Over the past few decades the nature of work has shifted from one based primarily on producing goods to one driven by “knowledge work.”
The production economy was a model of activity (doing) fit into units of time. The key drivers were hours and output. The goals centered around time management and optimization.
In production, efficiency is the holy grail.
As we shifted to more “knowledge work” (an overly broad term that describes anyone who thinks for a living), we kept these metrics.
But applying measurements of units produced in a given amount of time makes no sense when we’re talking about creative work or healing work (both of which are included in “knowledge work”).
For example, one of the big problems with our healthcare system is that doctors tend to rush patients in an effort to fit in more appointments. Their rush to move through results in inattentive listening and ordering more tests than might be necessary.
How much you can produce in an hour may be a useful metric in a factory, but it’s not relevant to the most essential work of our time: creativity, problem-solving, healing, logistical planning, and anything else where we need to step back and consider the bigger picture.
Even in a production facility, someone is tasked with evaluating whether the process can be optimized. That work — technically “knowledge work” — requires stepping back to assess the process and thinking through how to optimize. It’s not an “output per time” task.

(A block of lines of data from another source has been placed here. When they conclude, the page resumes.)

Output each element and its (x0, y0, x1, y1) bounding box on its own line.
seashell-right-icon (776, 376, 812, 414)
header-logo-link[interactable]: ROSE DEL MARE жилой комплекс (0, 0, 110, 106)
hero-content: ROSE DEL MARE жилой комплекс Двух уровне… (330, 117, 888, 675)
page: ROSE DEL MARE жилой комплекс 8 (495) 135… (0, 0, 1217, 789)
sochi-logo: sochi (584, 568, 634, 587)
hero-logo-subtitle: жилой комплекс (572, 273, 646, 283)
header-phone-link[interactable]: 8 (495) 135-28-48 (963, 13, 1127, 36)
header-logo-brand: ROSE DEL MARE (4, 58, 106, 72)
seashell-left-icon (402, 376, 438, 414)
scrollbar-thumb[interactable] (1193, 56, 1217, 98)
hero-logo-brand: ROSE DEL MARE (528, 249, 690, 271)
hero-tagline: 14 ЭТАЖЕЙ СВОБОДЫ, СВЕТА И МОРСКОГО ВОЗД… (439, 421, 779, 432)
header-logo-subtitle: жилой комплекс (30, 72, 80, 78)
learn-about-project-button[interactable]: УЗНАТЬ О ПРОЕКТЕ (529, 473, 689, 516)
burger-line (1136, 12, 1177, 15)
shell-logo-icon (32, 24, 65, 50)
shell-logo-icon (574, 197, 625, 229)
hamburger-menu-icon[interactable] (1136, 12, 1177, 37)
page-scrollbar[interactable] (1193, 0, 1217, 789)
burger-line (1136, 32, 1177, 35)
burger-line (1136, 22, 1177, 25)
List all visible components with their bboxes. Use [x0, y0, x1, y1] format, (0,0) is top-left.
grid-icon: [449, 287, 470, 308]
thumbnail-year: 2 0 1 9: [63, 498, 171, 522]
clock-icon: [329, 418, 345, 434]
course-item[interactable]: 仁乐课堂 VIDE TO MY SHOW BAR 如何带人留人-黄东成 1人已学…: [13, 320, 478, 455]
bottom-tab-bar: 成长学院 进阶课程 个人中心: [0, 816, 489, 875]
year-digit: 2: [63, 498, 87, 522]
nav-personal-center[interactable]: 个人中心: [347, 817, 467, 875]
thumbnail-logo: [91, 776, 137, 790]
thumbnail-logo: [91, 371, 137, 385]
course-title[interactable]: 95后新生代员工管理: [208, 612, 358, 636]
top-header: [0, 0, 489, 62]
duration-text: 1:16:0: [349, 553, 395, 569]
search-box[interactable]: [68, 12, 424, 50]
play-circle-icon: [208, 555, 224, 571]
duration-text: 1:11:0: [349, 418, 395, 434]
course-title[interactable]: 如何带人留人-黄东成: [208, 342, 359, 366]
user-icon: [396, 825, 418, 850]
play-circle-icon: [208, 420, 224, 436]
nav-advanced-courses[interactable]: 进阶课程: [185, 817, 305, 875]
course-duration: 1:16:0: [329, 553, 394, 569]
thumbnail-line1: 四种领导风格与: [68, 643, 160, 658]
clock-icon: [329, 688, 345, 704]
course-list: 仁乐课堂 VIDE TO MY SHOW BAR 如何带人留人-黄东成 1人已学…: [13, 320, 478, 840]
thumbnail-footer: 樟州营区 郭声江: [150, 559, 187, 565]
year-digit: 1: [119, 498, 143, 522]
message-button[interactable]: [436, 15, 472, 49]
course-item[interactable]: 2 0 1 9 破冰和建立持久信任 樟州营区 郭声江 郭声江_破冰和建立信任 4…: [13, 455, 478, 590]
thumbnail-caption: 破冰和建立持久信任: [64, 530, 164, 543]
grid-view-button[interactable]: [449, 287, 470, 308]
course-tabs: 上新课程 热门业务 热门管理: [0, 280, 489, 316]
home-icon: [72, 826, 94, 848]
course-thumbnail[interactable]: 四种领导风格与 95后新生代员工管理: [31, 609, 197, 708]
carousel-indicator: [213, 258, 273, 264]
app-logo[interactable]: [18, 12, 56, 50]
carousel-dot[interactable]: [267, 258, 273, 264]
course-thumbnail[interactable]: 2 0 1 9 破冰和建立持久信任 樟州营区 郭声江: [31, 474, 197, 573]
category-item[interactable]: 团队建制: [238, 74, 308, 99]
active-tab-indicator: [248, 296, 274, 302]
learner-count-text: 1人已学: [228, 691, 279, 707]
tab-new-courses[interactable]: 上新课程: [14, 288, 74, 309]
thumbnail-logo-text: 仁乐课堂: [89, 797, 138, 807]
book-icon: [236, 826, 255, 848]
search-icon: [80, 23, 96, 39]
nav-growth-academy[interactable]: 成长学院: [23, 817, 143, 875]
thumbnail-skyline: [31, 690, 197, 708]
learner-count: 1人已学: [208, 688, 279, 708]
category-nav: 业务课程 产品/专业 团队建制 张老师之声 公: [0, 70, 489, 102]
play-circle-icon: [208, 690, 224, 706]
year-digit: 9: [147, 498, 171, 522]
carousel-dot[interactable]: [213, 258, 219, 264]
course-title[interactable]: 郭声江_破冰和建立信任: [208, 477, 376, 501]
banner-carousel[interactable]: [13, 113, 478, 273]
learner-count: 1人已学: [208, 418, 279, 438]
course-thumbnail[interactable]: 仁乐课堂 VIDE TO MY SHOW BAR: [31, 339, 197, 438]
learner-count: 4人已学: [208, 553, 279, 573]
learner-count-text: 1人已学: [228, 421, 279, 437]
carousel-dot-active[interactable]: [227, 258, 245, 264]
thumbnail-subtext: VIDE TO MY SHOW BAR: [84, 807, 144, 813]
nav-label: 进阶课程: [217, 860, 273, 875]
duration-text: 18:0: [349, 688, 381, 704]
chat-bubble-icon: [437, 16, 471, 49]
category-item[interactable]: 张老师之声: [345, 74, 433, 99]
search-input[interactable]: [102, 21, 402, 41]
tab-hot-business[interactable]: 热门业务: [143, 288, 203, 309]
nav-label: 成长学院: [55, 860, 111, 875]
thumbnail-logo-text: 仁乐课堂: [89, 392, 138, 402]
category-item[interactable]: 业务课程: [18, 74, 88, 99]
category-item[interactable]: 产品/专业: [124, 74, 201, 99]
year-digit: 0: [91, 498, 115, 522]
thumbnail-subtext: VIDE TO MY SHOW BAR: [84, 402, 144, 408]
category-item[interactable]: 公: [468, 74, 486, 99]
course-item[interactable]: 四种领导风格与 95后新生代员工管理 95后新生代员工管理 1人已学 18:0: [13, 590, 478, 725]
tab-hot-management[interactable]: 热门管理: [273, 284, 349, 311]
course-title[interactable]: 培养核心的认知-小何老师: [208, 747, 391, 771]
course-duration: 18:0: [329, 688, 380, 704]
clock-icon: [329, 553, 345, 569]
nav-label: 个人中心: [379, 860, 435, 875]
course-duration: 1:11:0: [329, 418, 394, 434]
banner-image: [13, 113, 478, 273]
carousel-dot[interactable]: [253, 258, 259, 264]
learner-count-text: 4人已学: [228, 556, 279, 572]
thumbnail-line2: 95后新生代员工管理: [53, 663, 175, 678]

The Important Work Right Now
The work we need to do in our world right now requires us to attune to the problems before we can solve them.
Healing — in all its forms, from a medical doctor to a body worker to a reiki practitioner — requires attention and care. It requires presence.
Creative work — whether writing or painting, designing a building or an assembly line, or coding a website — requires spaciousness. Time to immerse in the work. Presence.
This is what Paul Graham refers to when he writes about the maker’s schedule;
Cal Newport talks about the need for Deep Work.
They’re talking about the same thing. And at the heart of it is the skill of Presence.
Presence means giving your attention to one thing, and bringing your awareness to it uninterrupted by external or internal triggers. It’s different from hyperfocus, in which you are oblivious to everything else around you. When you are present you are aware of what’s happening in the space, but not hijacked by every possible intrusion.
Cultivating presence is essential for healers, artists, creatives, and anyone else who wants to create meaning and impact in this world.
Presence can’t be measured in outputs per hour. It’s not necessarily efficient.
But it’s infinitely more effective when it comes to doing work that matters.